Stacked weak lensing mass calibration: Estimators, systematics, and impact on cosmological parameter constraints

When extracting the weak lensing shear signal, one may employ either locally normalized or globally normalized shear estimators. The former is the standard approach when estimating cluster masses, while the latter is the more common method among peak finding efforts. While both approaches have identical signal-to-noise in the weak lensing limit, it is possible that higher order corrections or systematic considerations make one estimator preferable over the other. In this paper, we consider the efficacy of both estimators within the context of stacked weak lensing mass estimation in the Dark Energy Survey (DES). We find that the two estimators have nearly identical statistical precision, even after including higher order corrections, but that these corrections must be incorporated into the analysis to avoid observationally relevant biases in the recovered masses. We also demonstrate that finite bin-width effects may be significant if not properly accounted for, and that the two estimators exhibit different systematics, particularly with respect to contamination of the source catalog by foreground galaxies.

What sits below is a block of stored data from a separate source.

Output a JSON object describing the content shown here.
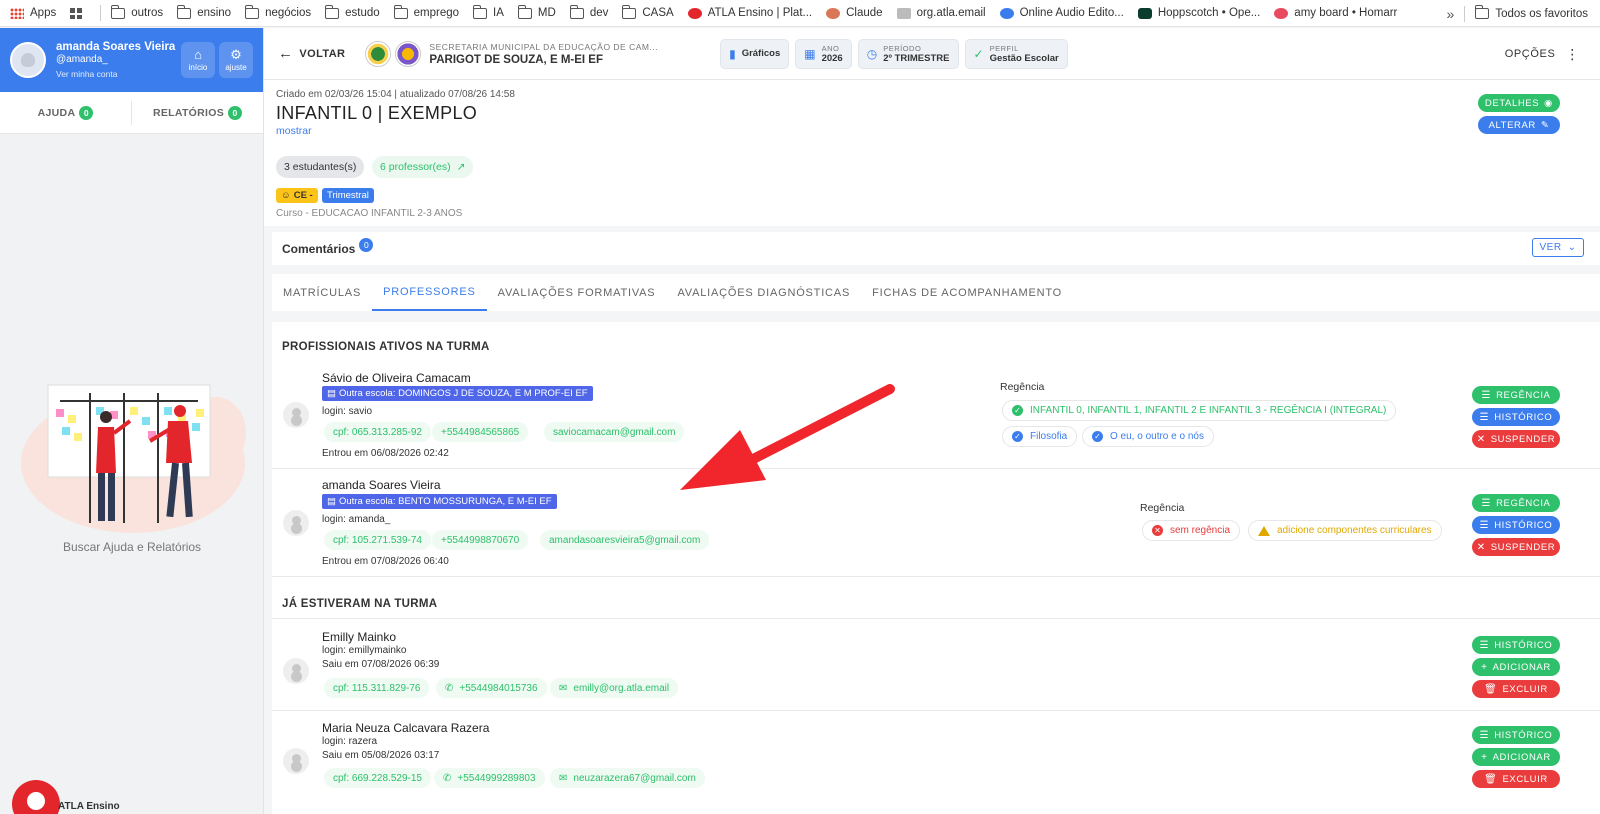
{
  "bookmarks": [
    {
      "label": "Apps",
      "icon": "apps-icon"
    },
    {
      "label": "",
      "icon": "grid-icon"
    },
    {
      "label": "outros",
      "icon": "folder-icon"
    },
    {
      "label": "ensino",
      "icon": "folder-icon"
    },
    {
      "label": "negócios",
      "icon": "folder-icon"
    },
    {
      "label": "estudo",
      "icon": "folder-icon"
    },
    {
      "label": "emprego",
      "icon": "folder-icon"
    },
    {
      "label": "IA",
      "icon": "folder-icon"
    },
    {
      "label": "MD",
      "icon": "folder-icon"
    },
    {
      "label": "dev",
      "icon": "folder-icon"
    },
    {
      "label": "CASA",
      "icon": "folder-icon"
    },
    {
      "label": "ATLA Ensino | Plat...",
      "icon": "site-icon",
      "color": "#e2262c"
    },
    {
      "label": "Claude",
      "icon": "site-icon",
      "color": "#d97757"
    },
    {
      "label": "org.atla.email",
      "icon": "site-icon",
      "color": "#bbbbbb"
    },
    {
      "label": "Online Audio Edito...",
      "icon": "site-icon",
      "color": "#3b7ded"
    },
    {
      "label": "Hoppscotch • Ope...",
      "icon": "site-icon",
      "color": "#0b3d2e"
    },
    {
      "label": "amy board • Homarr",
      "icon": "site-icon",
      "color": "#e84a5f"
    }
  ],
  "bookmarks_more": "»",
  "bookmarks_all": "Todos os favoritos",
  "user": {
    "name": "amanda Soares Vieira",
    "handle": "@amanda_",
    "link": "Ver minha conta",
    "home_label": "início",
    "settings_label": "ajuste"
  },
  "help": {
    "ajuda_label": "AJUDA",
    "ajuda_count": "0",
    "relatorios_label": "RELATÓRIOS",
    "relatorios_count": "0",
    "caption": "Buscar Ajuda e Relatórios",
    "brand": "ATLA Ensino"
  },
  "topbar": {
    "back_label": "VOLTAR",
    "school_sub": "SECRETARIA MUNICIPAL DA EDUCAÇÃO DE CAM...",
    "school_name": "PARIGOT DE SOUZA, E M-EI EF",
    "chips": [
      {
        "l1": "",
        "l2": "Gráficos",
        "icon": "chart-icon"
      },
      {
        "l1": "ANO",
        "l2": "2026",
        "icon": "calendar-icon"
      },
      {
        "l1": "PERÍODO",
        "l2": "2º TRIMESTRE",
        "icon": "clock-icon"
      },
      {
        "l1": "PERFIL",
        "l2": "Gestão Escolar",
        "icon": "check-circle-icon"
      }
    ],
    "options_label": "OPÇÕES"
  },
  "classinfo": {
    "meta": "Criado em 02/03/26 15:04 | atualizado 07/08/26 14:58",
    "title": "INFANTIL 0 | EXEMPLO",
    "show_link": "mostrar",
    "students": "3 estudantes(s)",
    "teachers": "6 professor(es)",
    "tag_ce": "CE -",
    "tag_period": "Trimestral",
    "course": "Curso - EDUCACAO INFANTIL 2-3 ANOS",
    "details_label": "DETALHES",
    "alter_label": "ALTERAR"
  },
  "comments": {
    "title": "Comentários",
    "count": "0",
    "ver_label": "VER"
  },
  "tabs": [
    {
      "label": "MATRÍCULAS",
      "active": false
    },
    {
      "label": "PROFESSORES",
      "active": true
    },
    {
      "label": "AVALIAÇÕES FORMATIVAS",
      "active": false
    },
    {
      "label": "AVALIAÇÕES DIAGNÓSTICAS",
      "active": false
    },
    {
      "label": "FICHAS DE ACOMPANHAMENTO",
      "active": false
    }
  ],
  "active_section": "PROFISSIONAIS ATIVOS NA TURMA",
  "former_section": "JÁ ESTIVERAM NA TURMA",
  "active_professionals": [
    {
      "name": "Sávio de Oliveira Camacam",
      "school": "Outra escola: DOMINGOS J DE SOUZA, E M PROF-EI EF",
      "login": "login: savio",
      "cpf": "cpf: 065.313.285-92",
      "phone": "+5544984565865",
      "email": "saviocamacam@gmail.com",
      "entered": "Entrou em 06/08/2026 02:42",
      "regencia_label": "Regência",
      "regencia": [
        {
          "text": "INFANTIL 0, INFANTIL 1, INFANTIL 2 E INFANTIL 3 - REGÊNCIA I (INTEGRAL)",
          "kind": "green"
        },
        {
          "text": "Filosofia",
          "kind": "blue"
        },
        {
          "text": "O eu, o outro e o nós",
          "kind": "blue"
        }
      ],
      "actions": [
        "REGÊNCIA",
        "HISTÓRICO",
        "SUSPENDER"
      ]
    },
    {
      "name": "amanda Soares Vieira",
      "school": "Outra escola: BENTO MOSSURUNGA, E M-EI EF",
      "login": "login: amanda_",
      "cpf": "cpf: 105.271.539-74",
      "phone": "+5544998870670",
      "email": "amandasoaresvieira5@gmail.com",
      "entered": "Entrou em 07/08/2026 06:40",
      "regencia_label": "Regência",
      "regencia": [
        {
          "text": "sem regência",
          "kind": "red"
        },
        {
          "text": "adicione componentes curriculares",
          "kind": "warn"
        }
      ],
      "actions": [
        "REGÊNCIA",
        "HISTÓRICO",
        "SUSPENDER"
      ]
    }
  ],
  "former_professionals": [
    {
      "name": "Emilly Mainko",
      "login": "login: emillymainko",
      "left": "Saiu em 07/08/2026 06:39",
      "cpf": "cpf: 115.311.829-76",
      "phone": "+5544984015736",
      "email": "emilly@org.atla.email",
      "actions": [
        "HISTÓRICO",
        "ADICIONAR",
        "EXCLUIR"
      ]
    },
    {
      "name": "Maria Neuza Calcavara Razera",
      "login": "login: razera",
      "left": "Saiu em 05/08/2026 03:17",
      "cpf": "cpf: 669.228.529-15",
      "phone": "+5544999289803",
      "email": "neuzarazera67@gmail.com",
      "actions": [
        "HISTÓRICO",
        "ADICIONAR",
        "EXCLUIR"
      ]
    }
  ],
  "colors": {
    "primary": "#3b7ded",
    "success": "#2ec06b",
    "danger": "#ea3c3c",
    "warning": "#e0a800",
    "school_tag": "#4f66e8",
    "annotation_arrow": "#f0262c"
  }
}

Thus, the two estimators may be employed as a systematic cross-check of each other. Stacked weak lensing in the DES should allow for the mean mass of galaxy clusters to be calibrated to 2% precision (statistical only), which can improve the figure of merit of the DES cluster abundance experiment by a factor of 3 relative to the self-calibration expectation. A companion paper investigates how the two types of estimators considered here impact weak lensing peak finding efforts.